第103話 香澄への想い

 俺は、香澄と別れてから逢いたい衝動にかられる時がある。いや、ここのところ、その想いが日増しに強くなり、常に考えるようになっていた。

 

 俺は、香澄に会う術が無くて、ほとほと困っていた。



 最後のミーティングの時に、俺への好意を感じたが、自信の無さから良い返事ができず、香澄を怒らせてしまった。

 今は後悔している。



 妹の静香が訪ねてきた時、一時的に気を紛らわす事ができたが、なぜか静香からも連絡が来なくなってしまった。

 最も、俺と静香が会うことを、香澄が嫌っていたから、その方が好都合だった。

 妹の静香を可愛いと思う反面、それ以上に姉の香澄に嫌われたくなかったのだ。



 父親の才座が、俺と香澄が付き合う事を望んでいたから、彼に相談したいところだが、女子空手部の特別師範を断った俺にはできなかった。



 俺は、自分からアクションできず、常に受け身なのだ。


 もしかすると、世間的にいうメンヘラなのか?

 いや、断じてそれはない。

 

 祖父の教えが染みついており、自分から動けないのだ。

 何よりも男としてのメンツを重んじる、一昔前の武士のような考えが、俺を支配していた。

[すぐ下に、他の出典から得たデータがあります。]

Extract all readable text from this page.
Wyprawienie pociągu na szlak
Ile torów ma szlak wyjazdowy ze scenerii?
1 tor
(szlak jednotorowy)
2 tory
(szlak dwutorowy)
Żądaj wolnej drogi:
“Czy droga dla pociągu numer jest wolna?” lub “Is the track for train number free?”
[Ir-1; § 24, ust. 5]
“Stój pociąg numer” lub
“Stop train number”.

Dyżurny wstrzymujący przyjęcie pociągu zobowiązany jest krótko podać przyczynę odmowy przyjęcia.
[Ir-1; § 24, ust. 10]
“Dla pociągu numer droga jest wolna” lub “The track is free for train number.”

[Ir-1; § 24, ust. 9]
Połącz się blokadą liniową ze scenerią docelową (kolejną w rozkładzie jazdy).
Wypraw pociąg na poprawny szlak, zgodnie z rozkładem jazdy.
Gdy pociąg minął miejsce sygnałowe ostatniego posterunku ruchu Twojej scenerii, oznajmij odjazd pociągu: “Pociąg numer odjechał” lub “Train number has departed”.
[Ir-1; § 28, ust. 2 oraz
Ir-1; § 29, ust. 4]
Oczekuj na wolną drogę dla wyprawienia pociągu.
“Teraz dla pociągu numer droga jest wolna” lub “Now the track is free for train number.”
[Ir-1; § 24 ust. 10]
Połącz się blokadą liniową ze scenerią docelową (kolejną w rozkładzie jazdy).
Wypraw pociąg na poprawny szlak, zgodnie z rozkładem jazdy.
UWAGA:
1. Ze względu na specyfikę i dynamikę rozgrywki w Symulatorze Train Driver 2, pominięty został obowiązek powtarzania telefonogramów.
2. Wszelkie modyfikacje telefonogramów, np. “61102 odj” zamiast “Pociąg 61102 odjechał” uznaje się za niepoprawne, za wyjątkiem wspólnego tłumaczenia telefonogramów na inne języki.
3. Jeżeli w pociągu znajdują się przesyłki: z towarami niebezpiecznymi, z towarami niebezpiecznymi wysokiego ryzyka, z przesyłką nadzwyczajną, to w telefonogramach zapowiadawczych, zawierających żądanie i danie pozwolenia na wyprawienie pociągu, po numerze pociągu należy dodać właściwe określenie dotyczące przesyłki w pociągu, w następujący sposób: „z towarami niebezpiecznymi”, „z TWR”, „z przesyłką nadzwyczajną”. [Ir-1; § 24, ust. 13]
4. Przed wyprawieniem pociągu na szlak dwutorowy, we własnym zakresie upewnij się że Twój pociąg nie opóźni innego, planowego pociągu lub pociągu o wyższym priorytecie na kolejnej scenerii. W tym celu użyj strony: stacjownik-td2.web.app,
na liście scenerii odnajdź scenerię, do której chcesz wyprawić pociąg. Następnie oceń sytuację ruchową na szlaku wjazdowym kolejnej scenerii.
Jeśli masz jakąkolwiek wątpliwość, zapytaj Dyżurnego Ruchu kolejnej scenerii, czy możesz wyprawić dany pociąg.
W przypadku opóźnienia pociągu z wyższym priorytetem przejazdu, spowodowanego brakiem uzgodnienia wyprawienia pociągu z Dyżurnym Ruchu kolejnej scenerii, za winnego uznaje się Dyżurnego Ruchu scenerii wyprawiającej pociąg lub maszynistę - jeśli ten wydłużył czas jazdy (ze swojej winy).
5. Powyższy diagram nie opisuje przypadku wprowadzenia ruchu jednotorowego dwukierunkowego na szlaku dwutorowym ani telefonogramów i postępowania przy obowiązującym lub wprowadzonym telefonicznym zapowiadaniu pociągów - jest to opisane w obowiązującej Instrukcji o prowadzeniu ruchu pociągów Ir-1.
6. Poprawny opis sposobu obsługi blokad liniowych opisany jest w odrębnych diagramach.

 女性に対し軽口を言ってナンパできる男がいるが、その思考回路が理解できない。

 俺は、そんな女々しい連中を軽蔑しているが、その反面、寡黙過ぎて女子から気味悪がられている自分も嫌になっていた。


 

 それでも、俺は祖父の教えに感謝している。俺よりはるかに強い父でさえ祖父の域に達してないが、いつか祖父のような、本当の男になりたいと願っていた。


 俺は弱い。完璧な男になり切れてないから悩むのだ。

 自分に言い聞かせ、言い訳していた。



 そんな、ある日の夕方、香澄から電話がきた。


 自分から電話できないが、香澄からなら受けられる。内心喜んで電話に出た。



「元太、久しぶりね。 変わりない?」



「ああ、どうした?」


 心の中で嬉しいのに、感情をおもてに出さないようにしてしまう。情け無いがどうしようもないのだ。



「うん、話があるの。 電話じゃなくて顔を見て話したいけど …。 ダメかな?」



「いや、構わない。 どこで話す?」



「ミーティングで使った定食屋で、明日の夕方6時はどう?」


 

「良いけど、店に個室はないが?」



「だいじょうぶ、前のように和室をお願いするわ」



「分かった」


 電話を切った。


 前のように会話が弾まず、ギクシャクする。

 すごろくの振り出しに戻ったような気分だ。



◇◇◇



 翌日の夕方になった。


 約束の20分前に定食屋を訪ねると、駐車場に黒塗りの高級車が1台止まっていた。


 近づくと、運転手の武藤が乗っていたので、俺は軽く窓を叩いた。

 すると、電動ウインドウが下がり、彼が話しかけてきた。



「あっ、三枝さん。 香澄様は20分ほど前に店に入られました。 早く行ってあげてください」



「ありがとう。 お世話かけます」


 俺は、武藤に頭を下げ、店に向かった。




 定食屋のドアを開けると、いつものように店主の威勢の良い声がした。



「いらっしゃい。 あっ、美人の彼女さん例の和室で待ってるよ」



「すみません、入らせていただきます」

 

 俺は、調理場の奥から家の中に入り、和室に向かった。



 ミーティングの時以来なので、凄く懐かしさを感じる。


 俺は、和室の前で立ち止まり深呼吸をした。そして、ゆっくりとふすまを開けた。



 部屋のテーブルの上に、料理が2人分用意されており、その側に、香澄がちょこんと座っていた。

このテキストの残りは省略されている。